First Aid for the Ailing House

Q: I own a 2,500-square-foot house in Delaware that was built in the fall of 2007. The area over the garage is a wide-open storage area. Daylight can be seen around the edge of the roof where the soffits are located. There is a ridge vent on all the various roofs on the house. Ridge vents and soffit vents are the only aids for ventilation.

It gets very hot in the storage area in the summer. I placed a thermometer about six feet off the floor. The roof peak is 15 feet high. On a 95-degree sunny day I got readings of 120-122 degrees Fahrenheit in the storage area. I feel it is too hot for household items and clothing, particularly leather and furs, with a 27-degree difference from the outdoor temperature.

I went on the internet and searched roof structures and found a site that said industry standards for an attic storage area should be 10 to 12 degrees higher than the outside temperature -- it didn't specify a sunny day versus a cloudy day. Is that an accurate assessment? If not, what is the correct differential between outside and attic temperature?

I discussed this with the builders, and they said that they were unsure of any standards, but that the design should be sufficient.

What would be a good fix to cool down the storage area? Installing a roof vent fan? Enlarging the soffit vents? Each soffit vent is about six inches wide and three feet long. Or is there another solution? I thank you in advance for any help you can give me. -- via email

A: I don't know of any standards stipulating an acceptable degree differential between the attic's temperature in a storage area and the outside ambient air.

You mention the size of the soffit vents, which tells me that they are not continuous. How far apart are they? Soffit vents should run the full length of the overhangs and must match the ridge vents' net free ventilation area (NFVA). But this should not be an issue in an open storage space.

One way to reduce the temperature of the attic now is to staple an aluminum reflective film to the bottom of the trusses. It will be somewhat of a challenge because of the web connections, but it should be manageable. You should be able to get aluminum reflective film in building-supply houses.

Another way is to install light-colored shingles when the time for replacement comes.

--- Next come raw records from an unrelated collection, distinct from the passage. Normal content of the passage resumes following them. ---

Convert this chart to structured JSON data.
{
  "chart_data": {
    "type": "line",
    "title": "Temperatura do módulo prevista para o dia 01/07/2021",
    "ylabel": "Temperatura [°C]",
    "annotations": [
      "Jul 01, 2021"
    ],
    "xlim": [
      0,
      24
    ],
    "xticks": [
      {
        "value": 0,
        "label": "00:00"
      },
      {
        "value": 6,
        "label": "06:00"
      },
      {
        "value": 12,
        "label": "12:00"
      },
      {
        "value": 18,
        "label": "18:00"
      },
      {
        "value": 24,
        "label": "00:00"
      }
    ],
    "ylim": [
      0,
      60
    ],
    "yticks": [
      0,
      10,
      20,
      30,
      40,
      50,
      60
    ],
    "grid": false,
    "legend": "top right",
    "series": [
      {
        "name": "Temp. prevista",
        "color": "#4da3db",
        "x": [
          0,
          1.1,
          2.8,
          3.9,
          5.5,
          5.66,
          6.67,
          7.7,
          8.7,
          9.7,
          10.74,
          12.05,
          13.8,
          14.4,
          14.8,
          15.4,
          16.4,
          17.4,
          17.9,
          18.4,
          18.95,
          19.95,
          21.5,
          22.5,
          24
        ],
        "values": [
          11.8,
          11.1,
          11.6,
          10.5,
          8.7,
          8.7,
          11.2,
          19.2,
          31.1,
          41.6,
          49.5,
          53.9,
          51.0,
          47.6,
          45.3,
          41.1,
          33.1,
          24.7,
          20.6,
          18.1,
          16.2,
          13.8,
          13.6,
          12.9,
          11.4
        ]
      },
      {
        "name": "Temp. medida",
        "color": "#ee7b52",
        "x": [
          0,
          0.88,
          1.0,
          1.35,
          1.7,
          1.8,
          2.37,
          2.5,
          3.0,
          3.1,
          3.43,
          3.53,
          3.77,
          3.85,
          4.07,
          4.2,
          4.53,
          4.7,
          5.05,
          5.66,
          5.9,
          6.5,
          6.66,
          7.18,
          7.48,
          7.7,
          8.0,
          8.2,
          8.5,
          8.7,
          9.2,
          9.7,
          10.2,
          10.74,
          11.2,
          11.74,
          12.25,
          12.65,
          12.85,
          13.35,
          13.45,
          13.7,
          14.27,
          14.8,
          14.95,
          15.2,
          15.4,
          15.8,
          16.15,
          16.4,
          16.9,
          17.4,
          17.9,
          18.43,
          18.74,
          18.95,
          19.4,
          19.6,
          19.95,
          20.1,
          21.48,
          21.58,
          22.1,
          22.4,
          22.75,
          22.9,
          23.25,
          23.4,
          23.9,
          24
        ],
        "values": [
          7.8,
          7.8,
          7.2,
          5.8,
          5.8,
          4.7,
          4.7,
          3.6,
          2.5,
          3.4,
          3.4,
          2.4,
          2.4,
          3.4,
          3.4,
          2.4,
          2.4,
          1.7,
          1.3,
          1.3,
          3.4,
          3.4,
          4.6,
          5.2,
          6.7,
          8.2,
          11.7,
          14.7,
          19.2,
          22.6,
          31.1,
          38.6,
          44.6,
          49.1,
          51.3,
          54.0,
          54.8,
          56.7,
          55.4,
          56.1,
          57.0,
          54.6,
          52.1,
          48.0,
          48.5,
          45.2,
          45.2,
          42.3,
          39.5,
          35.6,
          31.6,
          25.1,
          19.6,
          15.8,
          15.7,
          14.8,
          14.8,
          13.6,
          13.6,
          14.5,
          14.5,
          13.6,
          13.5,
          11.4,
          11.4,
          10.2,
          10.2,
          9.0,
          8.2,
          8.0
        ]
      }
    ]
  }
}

Q: Can you tell me how to dig a dry well to stop rain from flooding in through my basement window? I have written to you in the past regarding plumbing problems, and your answers have given me excellent results. -- via email

A: If the flooding is due to rain filling the well in heavy downpours or from the section of a roof without gutters above the well, the easiest way to deal with it is to put a clear plastic cover over the well.

If the problem is because there is a flat or negative grade around the well, and water is entering the well at the joint of the well and the foundation, the grade deficiency should be taken care of by raising it to slope gently away from the house, making sure that there is no way for the water to leak through the joints with the house.

If the top of the well is too low to raise the grade, you can buy metal sections matching semicircular or rectangular wells in building-supply houses.

Or you can raise the well up to four inches by digging a small trench around the exterior of the metal well and setting paver bricks upright, soldier-like, in the trench.

The bricks are 8 inches long, so 4 inches will be buried in the raised grade. Tamp the soil to hold the bricks in place.

If the problem is caused by the soil being too high inside the well, dig out the soil as much as you can and refill the space with stones to within a foot of the bottom of the window.

Ideally, a drainpipe should have been installed leading to some form of drainage, such as footing drains, but if the soil is sandy or loamy, this may not be necessary.